In this section, I used four Sckit learn’s machine learning models- logistic regression, k-nearest neighbor, random forest, and decision tree classifiers- to find the 3 combination of features that resulted in the highest accuracy scores. The accuracy of each combination of three features was then compared to find the combination that resulted in the highest accuracy score.

Code
# Prepare the test data
test_url = "https://raw.githubusercontent.com/middlebury-csci-0451/CSCI-0451/main/data/palmer-penguins/test.csv"

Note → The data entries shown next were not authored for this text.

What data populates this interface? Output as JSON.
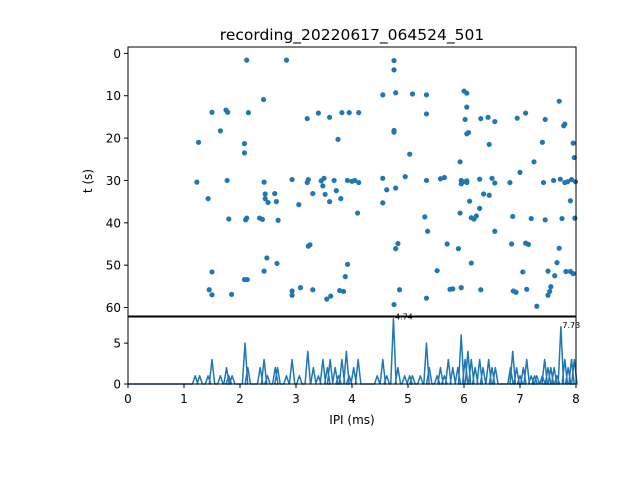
{
  "chart_data": [
    {
      "type": "scatter",
      "title": "recording_20220617_064524_501",
      "ylabel": "t (s)",
      "xlim": [
        0,
        8
      ],
      "ylim": [
        62,
        -1.5
      ],
      "y_inverted": true,
      "yticks": [
        "0",
        "10",
        "20",
        "30",
        "40",
        "50",
        "60"
      ],
      "marker_color": "#1f77b4",
      "points": [
        [
          1.26,
          21.0
        ],
        [
          1.23,
          30.4
        ],
        [
          1.43,
          34.3
        ],
        [
          1.5,
          13.9
        ],
        [
          1.5,
          51.6
        ],
        [
          1.45,
          55.8
        ],
        [
          1.5,
          57.0
        ],
        [
          1.65,
          18.3
        ],
        [
          1.75,
          13.4
        ],
        [
          1.78,
          13.9
        ],
        [
          1.77,
          30.0
        ],
        [
          1.8,
          39.1
        ],
        [
          1.85,
          56.9
        ],
        [
          2.12,
          1.6
        ],
        [
          2.08,
          21.3
        ],
        [
          2.08,
          23.5
        ],
        [
          2.15,
          14.0
        ],
        [
          2.12,
          38.9
        ],
        [
          2.1,
          39.3
        ],
        [
          2.08,
          53.4
        ],
        [
          2.13,
          53.4
        ],
        [
          2.35,
          38.9
        ],
        [
          2.4,
          39.2
        ],
        [
          2.42,
          10.9
        ],
        [
          2.43,
          30.4
        ],
        [
          2.45,
          34.3
        ],
        [
          2.5,
          35.2
        ],
        [
          2.45,
          33.2
        ],
        [
          2.48,
          48.3
        ],
        [
          2.43,
          51.4
        ],
        [
          2.62,
          33.1
        ],
        [
          2.65,
          35.0
        ],
        [
          2.68,
          39.4
        ],
        [
          2.66,
          49.6
        ],
        [
          2.83,
          1.6
        ],
        [
          2.93,
          29.8
        ],
        [
          2.93,
          56.1
        ],
        [
          2.93,
          57.1
        ],
        [
          3.05,
          35.7
        ],
        [
          3.08,
          55.3
        ],
        [
          3.2,
          15.4
        ],
        [
          3.2,
          30.5
        ],
        [
          3.22,
          29.8
        ],
        [
          3.22,
          45.5
        ],
        [
          3.25,
          45.2
        ],
        [
          3.3,
          33.1
        ],
        [
          3.3,
          55.8
        ],
        [
          3.4,
          14.1
        ],
        [
          3.45,
          30.1
        ],
        [
          3.48,
          31.3
        ],
        [
          3.5,
          29.5
        ],
        [
          3.52,
          33.3
        ],
        [
          3.6,
          15.1
        ],
        [
          3.55,
          58.0
        ],
        [
          3.62,
          57.3
        ],
        [
          3.6,
          35.0
        ],
        [
          3.68,
          30.0
        ],
        [
          3.75,
          20.3
        ],
        [
          3.72,
          32.4
        ],
        [
          3.78,
          56.0
        ],
        [
          3.82,
          14.0
        ],
        [
          3.8,
          34.3
        ],
        [
          3.85,
          56.2
        ],
        [
          3.92,
          30.0
        ],
        [
          3.95,
          14.0
        ],
        [
          3.92,
          49.8
        ],
        [
          3.88,
          52.7
        ],
        [
          4.0,
          30.2
        ],
        [
          4.1,
          37.7
        ],
        [
          4.05,
          30.0
        ],
        [
          4.12,
          30.5
        ],
        [
          4.12,
          14.0
        ],
        [
          4.55,
          9.8
        ],
        [
          4.55,
          29.5
        ],
        [
          4.55,
          35.3
        ],
        [
          4.62,
          32.2
        ],
        [
          4.75,
          1.7
        ],
        [
          4.75,
          3.9
        ],
        [
          4.75,
          18.2
        ],
        [
          4.75,
          18.6
        ],
        [
          4.78,
          9.3
        ],
        [
          4.78,
          31.8
        ],
        [
          4.78,
          46.1
        ],
        [
          4.82,
          44.9
        ],
        [
          4.75,
          59.3
        ],
        [
          4.85,
          55.8
        ],
        [
          4.95,
          29.1
        ],
        [
          5.03,
          23.8
        ],
        [
          5.08,
          9.6
        ],
        [
          5.33,
          14.3
        ],
        [
          5.33,
          9.8
        ],
        [
          5.33,
          30.0
        ],
        [
          5.3,
          38.6
        ],
        [
          5.35,
          42.0
        ],
        [
          5.33,
          57.8
        ],
        [
          5.52,
          51.3
        ],
        [
          5.58,
          29.6
        ],
        [
          5.65,
          29.3
        ],
        [
          5.7,
          45.0
        ],
        [
          5.75,
          55.7
        ],
        [
          5.8,
          55.6
        ],
        [
          5.9,
          46.1
        ],
        [
          5.93,
          25.6
        ],
        [
          5.95,
          30.0
        ],
        [
          5.95,
          30.8
        ],
        [
          5.98,
          30.3
        ],
        [
          5.93,
          37.7
        ],
        [
          5.95,
          55.3
        ],
        [
          6.0,
          8.9
        ],
        [
          6.02,
          15.6
        ],
        [
          6.05,
          9.4
        ],
        [
          6.05,
          19.0
        ],
        [
          6.05,
          30.1
        ],
        [
          6.05,
          30.5
        ],
        [
          6.1,
          34.9
        ],
        [
          6.08,
          18.7
        ],
        [
          6.05,
          12.7
        ],
        [
          6.13,
          38.8
        ],
        [
          6.13,
          49.5
        ],
        [
          6.18,
          39.1
        ],
        [
          6.22,
          38.4
        ],
        [
          6.28,
          29.7
        ],
        [
          6.3,
          15.4
        ],
        [
          6.28,
          36.6
        ],
        [
          6.3,
          55.8
        ],
        [
          6.35,
          33.2
        ],
        [
          6.43,
          15.1
        ],
        [
          6.45,
          33.5
        ],
        [
          6.45,
          21.5
        ],
        [
          6.5,
          29.5
        ],
        [
          6.55,
          30.6
        ],
        [
          6.55,
          16.1
        ],
        [
          6.55,
          42.0
        ],
        [
          6.82,
          30.5
        ],
        [
          6.85,
          45.0
        ],
        [
          6.87,
          38.5
        ],
        [
          6.88,
          56.1
        ],
        [
          6.93,
          56.4
        ],
        [
          6.95,
          15.3
        ],
        [
          7.0,
          28.1
        ],
        [
          7.05,
          51.6
        ],
        [
          7.1,
          14.1
        ],
        [
          7.12,
          55.7
        ],
        [
          7.1,
          44.8
        ],
        [
          7.15,
          45.1
        ],
        [
          7.2,
          39.0
        ],
        [
          7.25,
          25.6
        ],
        [
          7.3,
          59.7
        ],
        [
          7.4,
          21.0
        ],
        [
          7.42,
          30.5
        ],
        [
          7.45,
          15.6
        ],
        [
          7.45,
          39.3
        ],
        [
          7.5,
          51.4
        ],
        [
          7.5,
          57.1
        ],
        [
          7.53,
          56.2
        ],
        [
          7.55,
          55.1
        ],
        [
          7.6,
          30.0
        ],
        [
          7.62,
          52.5
        ],
        [
          7.7,
          11.3
        ],
        [
          7.72,
          29.7
        ],
        [
          7.78,
          17.1
        ],
        [
          7.8,
          16.7
        ],
        [
          7.8,
          30.5
        ],
        [
          7.82,
          51.5
        ],
        [
          7.85,
          30.3
        ],
        [
          7.9,
          34.8
        ],
        [
          7.9,
          51.5
        ],
        [
          7.92,
          29.8
        ],
        [
          7.95,
          52.0
        ],
        [
          7.95,
          21.2
        ],
        [
          7.98,
          38.9
        ],
        [
          7.97,
          24.6
        ],
        [
          7.99,
          30.3
        ],
        [
          7.75,
          39.0
        ],
        [
          7.7,
          46.0
        ],
        [
          7.66,
          49.4
        ]
      ]
    },
    {
      "type": "line",
      "xlabel": "IPI (ms)",
      "xlim": [
        0,
        8
      ],
      "ylim": [
        0,
        8.2
      ],
      "xticks": [
        "0",
        "1",
        "2",
        "3",
        "4",
        "5",
        "6",
        "7",
        "8"
      ],
      "yticks": [
        "0",
        "5"
      ],
      "line_color": "#1f77b4",
      "peaks": [
        {
          "x": 1.2,
          "h": 1
        },
        {
          "x": 1.28,
          "h": 1
        },
        {
          "x": 1.43,
          "h": 1
        },
        {
          "x": 1.5,
          "h": 3
        },
        {
          "x": 1.65,
          "h": 1
        },
        {
          "x": 1.76,
          "h": 2
        },
        {
          "x": 1.8,
          "h": 1
        },
        {
          "x": 1.86,
          "h": 1
        },
        {
          "x": 2.09,
          "h": 5
        },
        {
          "x": 2.14,
          "h": 2
        },
        {
          "x": 2.36,
          "h": 2
        },
        {
          "x": 2.43,
          "h": 3
        },
        {
          "x": 2.49,
          "h": 1
        },
        {
          "x": 2.63,
          "h": 2
        },
        {
          "x": 2.67,
          "h": 2
        },
        {
          "x": 2.83,
          "h": 1
        },
        {
          "x": 2.93,
          "h": 3
        },
        {
          "x": 3.06,
          "h": 1
        },
        {
          "x": 3.21,
          "h": 4
        },
        {
          "x": 3.31,
          "h": 2
        },
        {
          "x": 3.4,
          "h": 1
        },
        {
          "x": 3.48,
          "h": 3
        },
        {
          "x": 3.56,
          "h": 2
        },
        {
          "x": 3.61,
          "h": 3
        },
        {
          "x": 3.7,
          "h": 2
        },
        {
          "x": 3.76,
          "h": 1
        },
        {
          "x": 3.82,
          "h": 3
        },
        {
          "x": 3.9,
          "h": 4
        },
        {
          "x": 3.95,
          "h": 1
        },
        {
          "x": 4.03,
          "h": 2
        },
        {
          "x": 4.11,
          "h": 3
        },
        {
          "x": 4.45,
          "h": 1
        },
        {
          "x": 4.55,
          "h": 3
        },
        {
          "x": 4.62,
          "h": 1
        },
        {
          "x": 4.74,
          "h": 8
        },
        {
          "x": 4.82,
          "h": 2
        },
        {
          "x": 4.94,
          "h": 1
        },
        {
          "x": 5.03,
          "h": 1
        },
        {
          "x": 5.08,
          "h": 1
        },
        {
          "x": 5.22,
          "h": 1
        },
        {
          "x": 5.33,
          "h": 5
        },
        {
          "x": 5.38,
          "h": 2
        },
        {
          "x": 5.52,
          "h": 1
        },
        {
          "x": 5.58,
          "h": 2
        },
        {
          "x": 5.65,
          "h": 1
        },
        {
          "x": 5.72,
          "h": 3
        },
        {
          "x": 5.8,
          "h": 2
        },
        {
          "x": 5.89,
          "h": 2
        },
        {
          "x": 5.95,
          "h": 6
        },
        {
          "x": 6.02,
          "h": 3
        },
        {
          "x": 6.07,
          "h": 4
        },
        {
          "x": 6.13,
          "h": 3
        },
        {
          "x": 6.2,
          "h": 2
        },
        {
          "x": 6.28,
          "h": 3
        },
        {
          "x": 6.34,
          "h": 2
        },
        {
          "x": 6.44,
          "h": 3
        },
        {
          "x": 6.5,
          "h": 2
        },
        {
          "x": 6.56,
          "h": 2
        },
        {
          "x": 6.83,
          "h": 2
        },
        {
          "x": 6.87,
          "h": 4
        },
        {
          "x": 6.94,
          "h": 2
        },
        {
          "x": 7.0,
          "h": 1
        },
        {
          "x": 7.06,
          "h": 2
        },
        {
          "x": 7.12,
          "h": 3
        },
        {
          "x": 7.2,
          "h": 1
        },
        {
          "x": 7.26,
          "h": 1
        },
        {
          "x": 7.3,
          "h": 1
        },
        {
          "x": 7.4,
          "h": 1
        },
        {
          "x": 7.44,
          "h": 3
        },
        {
          "x": 7.5,
          "h": 2
        },
        {
          "x": 7.55,
          "h": 2
        },
        {
          "x": 7.61,
          "h": 2
        },
        {
          "x": 7.66,
          "h": 1
        },
        {
          "x": 7.73,
          "h": 7
        },
        {
          "x": 7.8,
          "h": 3
        },
        {
          "x": 7.86,
          "h": 2
        },
        {
          "x": 7.92,
          "h": 3
        },
        {
          "x": 7.97,
          "h": 3
        }
      ],
      "annotations": [
        {
          "x": 4.74,
          "y": 8,
          "label": "4.74"
        },
        {
          "x": 7.73,
          "y": 7,
          "label": "7.73"
        }
      ]
    }
  ]
}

test = pd.read_csv(test_url)
X_test, y_test = prepare_data(test)

# Evaluate the performance of each model on the test data
test_score_LR =  best_LR.score(X_test[best_cols_LR], y_test)
test_score_KNN = best_KNN.score(X_test[best_cols_KNN], y_test)
test_score_RF = best_RF.score(X_test[best_cols_RF], y_test)
test_score_DT = best_DT.score(X_test[best_cols_DT], y_test)

# Print the test scores
print("Test score for LR: " + str(test_score_LR))
print("Test score for KNN: " + str(test_score_KNN))
print("Test score for RF: " + str(test_score_RF))
print("Test score for DT: " + str(test_score_DT))
Test score for LR: 0.9852941176470589
Test score for KNN: 0.9705882352941176
Test score for RF: 0.9705882352941176
Test score for DT: 0.9852941176470589

Our trained models were not able to achieve a 100% accuracy score in the test data. However, we identify that Logistic regression and decision tree yeild the best accuracy scored on classifying penguins. MOving forwards we will consider both Logistic regression and decision tree to be the best model for classifying penguins

Code
from matplotlib.patches import Patch
import matplotlib.pyplot as plt
import numpy as np

def plot_regions(model, X, y):
    
    x0 = X[X.columns[0]]
    x1 = X[X.columns[1]]
    qual_features = X.columns[2:]
    
    fig, axarr = plt.subplots(1, len(qual_features), figsize = (7, 3))

    # create a grid
    grid_x = np.linspace(x0.min(),x0.max(),501)
    grid_y = np.linspace(x1.min(),x1.max(),501)
    xx, yy = np.meshgrid(grid_x, grid_y)
    
    XX = xx.ravel()
    YY = yy.ravel()

    for i in range(len(qual_features)):
      XY = pd.DataFrame({
          X.columns[0] : XX,
          X.columns[1] : YY
      })

      for j in qual_features:
        XY[j] = 0

      XY[qual_features[i]] = 1

      p = model.predict(XY)
      p = p.reshape(xx.shape)
      
      
      # use contour plot to visualize the predictions
      axarr[i].contourf(xx, yy, p, cmap = "jet", alpha = 0.2, vmin = 0, vmax = 2)
      
      ix = X[qual_features[i]] == 1
      # plot the data
      axarr[i].scatter(x0[ix], x1[ix], c = y[ix], cmap = "jet", vmin = 0, vmax = 2)
      
      axarr[i].set(xlabel = X.columns[0], 
            ylabel  = X.columns[1])
      
      patches = []
      for color, spec in zip(["red", "green", "blue"], ["Adelie", "Chinstrap", "Gentoo"]):
        patches.append(Patch(color = color, label = spec))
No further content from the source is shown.